Fourteen patients experienced early loss of CD19 CAR T-cell persistence, of whom 8 underwent HCT following therapy. Six of these patients received a second HCT, which also demonstrated LFS benefit, showing a potential role for second HCT following CD19 CAR T-cell therapy, Summers said, adding: “Consolidative HCT may abrogate the increased risk of relapse due to early loss of CD19 CAR T cell persistence.” By contrast, the 6 patients who did not undergo HCT all relapsed.
Summers concluded further follow-up is needed to determine the role of HCT in patients who have a history of transplant, and to also evaluate the lack of OS benefit seen between arms.
“Despite initial remissions, late leukemic relapse remains a barrier to long-term efficacy following CAR T-cell therapy for B-ALL,” she said. “Patients without a history of HCT who achieve a sustained MRD negative remission following CD19 CAR T-cell therapy may benefit from HCT.”
Phase II of the trial, designed to evaluate the anti-CD19 CAR T-cell therapy in a larger group of patients with acute leukemia or lymphoma that has relapsed or been unresponsive to other therapy, is underway.
<<< 2018 ASH Annual Meeting
- Summers C, Annesley C, Bleakley M, et al.
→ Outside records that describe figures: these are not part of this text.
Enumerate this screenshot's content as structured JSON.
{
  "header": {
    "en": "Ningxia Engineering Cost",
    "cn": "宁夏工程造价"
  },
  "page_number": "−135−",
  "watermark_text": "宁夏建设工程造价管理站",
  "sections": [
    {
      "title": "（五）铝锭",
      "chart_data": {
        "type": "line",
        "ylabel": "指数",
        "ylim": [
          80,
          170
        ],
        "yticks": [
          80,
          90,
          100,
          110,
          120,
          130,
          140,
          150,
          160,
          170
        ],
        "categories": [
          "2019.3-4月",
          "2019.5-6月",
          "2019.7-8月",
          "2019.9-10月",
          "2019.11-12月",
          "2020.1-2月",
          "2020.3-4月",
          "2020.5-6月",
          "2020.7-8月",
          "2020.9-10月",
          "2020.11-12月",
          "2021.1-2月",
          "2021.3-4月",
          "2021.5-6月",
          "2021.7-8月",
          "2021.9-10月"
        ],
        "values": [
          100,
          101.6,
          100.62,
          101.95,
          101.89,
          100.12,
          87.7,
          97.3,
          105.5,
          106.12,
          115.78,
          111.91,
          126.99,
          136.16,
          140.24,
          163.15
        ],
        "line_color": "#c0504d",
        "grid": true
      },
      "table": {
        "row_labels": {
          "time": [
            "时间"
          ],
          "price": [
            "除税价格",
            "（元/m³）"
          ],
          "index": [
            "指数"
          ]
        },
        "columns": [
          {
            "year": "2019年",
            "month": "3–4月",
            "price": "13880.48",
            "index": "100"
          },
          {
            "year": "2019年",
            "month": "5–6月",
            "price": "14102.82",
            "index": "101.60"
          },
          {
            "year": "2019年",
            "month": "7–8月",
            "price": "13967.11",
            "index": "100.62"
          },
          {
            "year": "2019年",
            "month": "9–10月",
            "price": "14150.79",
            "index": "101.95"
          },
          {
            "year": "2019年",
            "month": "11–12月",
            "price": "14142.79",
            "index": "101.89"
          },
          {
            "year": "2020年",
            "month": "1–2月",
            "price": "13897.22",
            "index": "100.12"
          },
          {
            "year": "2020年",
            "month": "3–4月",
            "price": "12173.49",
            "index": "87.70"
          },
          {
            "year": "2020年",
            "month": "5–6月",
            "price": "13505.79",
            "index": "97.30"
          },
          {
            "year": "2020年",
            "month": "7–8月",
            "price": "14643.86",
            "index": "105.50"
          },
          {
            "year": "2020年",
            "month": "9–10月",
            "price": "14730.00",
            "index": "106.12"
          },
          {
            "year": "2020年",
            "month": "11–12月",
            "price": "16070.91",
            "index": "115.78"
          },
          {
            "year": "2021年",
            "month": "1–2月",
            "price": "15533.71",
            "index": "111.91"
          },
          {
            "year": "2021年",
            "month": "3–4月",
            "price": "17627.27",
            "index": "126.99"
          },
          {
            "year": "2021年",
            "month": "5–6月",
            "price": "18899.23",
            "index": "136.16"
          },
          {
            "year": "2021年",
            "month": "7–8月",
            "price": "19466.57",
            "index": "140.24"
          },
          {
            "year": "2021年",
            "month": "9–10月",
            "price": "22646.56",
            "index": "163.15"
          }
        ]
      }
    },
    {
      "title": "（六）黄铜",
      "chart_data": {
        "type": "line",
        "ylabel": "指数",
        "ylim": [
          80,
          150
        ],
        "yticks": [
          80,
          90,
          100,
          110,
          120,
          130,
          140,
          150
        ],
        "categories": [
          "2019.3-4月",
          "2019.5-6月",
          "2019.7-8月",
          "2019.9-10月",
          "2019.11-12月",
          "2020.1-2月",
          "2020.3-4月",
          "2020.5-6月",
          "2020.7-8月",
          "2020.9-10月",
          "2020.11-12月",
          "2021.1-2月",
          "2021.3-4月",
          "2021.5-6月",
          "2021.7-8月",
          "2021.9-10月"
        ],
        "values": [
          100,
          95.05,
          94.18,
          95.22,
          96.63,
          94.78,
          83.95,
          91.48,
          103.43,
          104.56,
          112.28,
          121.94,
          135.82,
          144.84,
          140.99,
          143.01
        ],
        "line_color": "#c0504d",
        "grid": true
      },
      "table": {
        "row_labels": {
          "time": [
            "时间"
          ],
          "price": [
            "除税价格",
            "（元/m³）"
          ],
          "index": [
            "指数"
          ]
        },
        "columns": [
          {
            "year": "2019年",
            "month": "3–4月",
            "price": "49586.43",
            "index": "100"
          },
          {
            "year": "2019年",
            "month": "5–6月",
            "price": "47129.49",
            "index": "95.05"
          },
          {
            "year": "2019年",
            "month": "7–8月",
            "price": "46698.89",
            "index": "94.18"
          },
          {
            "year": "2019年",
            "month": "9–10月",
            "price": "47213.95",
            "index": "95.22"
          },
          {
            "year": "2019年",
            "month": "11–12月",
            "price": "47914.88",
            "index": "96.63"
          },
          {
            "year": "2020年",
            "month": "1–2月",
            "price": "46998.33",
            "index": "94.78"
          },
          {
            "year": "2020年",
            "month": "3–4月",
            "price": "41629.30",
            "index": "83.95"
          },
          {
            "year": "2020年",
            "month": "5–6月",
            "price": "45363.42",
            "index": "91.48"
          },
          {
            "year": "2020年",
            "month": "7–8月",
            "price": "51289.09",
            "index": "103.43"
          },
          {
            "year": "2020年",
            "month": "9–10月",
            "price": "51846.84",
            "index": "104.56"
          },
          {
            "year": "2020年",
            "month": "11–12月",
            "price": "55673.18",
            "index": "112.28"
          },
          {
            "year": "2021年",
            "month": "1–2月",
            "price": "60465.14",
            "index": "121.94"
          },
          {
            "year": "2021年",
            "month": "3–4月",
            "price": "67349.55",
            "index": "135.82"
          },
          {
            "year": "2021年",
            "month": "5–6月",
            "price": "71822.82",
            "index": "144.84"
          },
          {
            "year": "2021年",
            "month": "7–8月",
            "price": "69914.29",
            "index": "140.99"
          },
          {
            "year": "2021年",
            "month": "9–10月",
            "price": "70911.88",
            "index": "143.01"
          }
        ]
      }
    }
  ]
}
Long Term Follow-up after SCRI-CAR19v1 Reveals Late Recurrences As Well As a Survival Advantage to Consolidation with HCT after CAR T Cell Induced Remission. Presented at: ASH Annual Meeting and Exposition; Dec. 1-4, 2018; San Diego. Abstract 967.
- Ceppi F, Annesley C, Finney O. Minimal Change in CAR T Cell Manufacturing Can Impact in Expansion and Side Effect of the CAR T Cell Therapy. Presented at: ASH Annual Meeting and Exposition; Dec. 1-4, 2018; San Diego. Abstract 4012.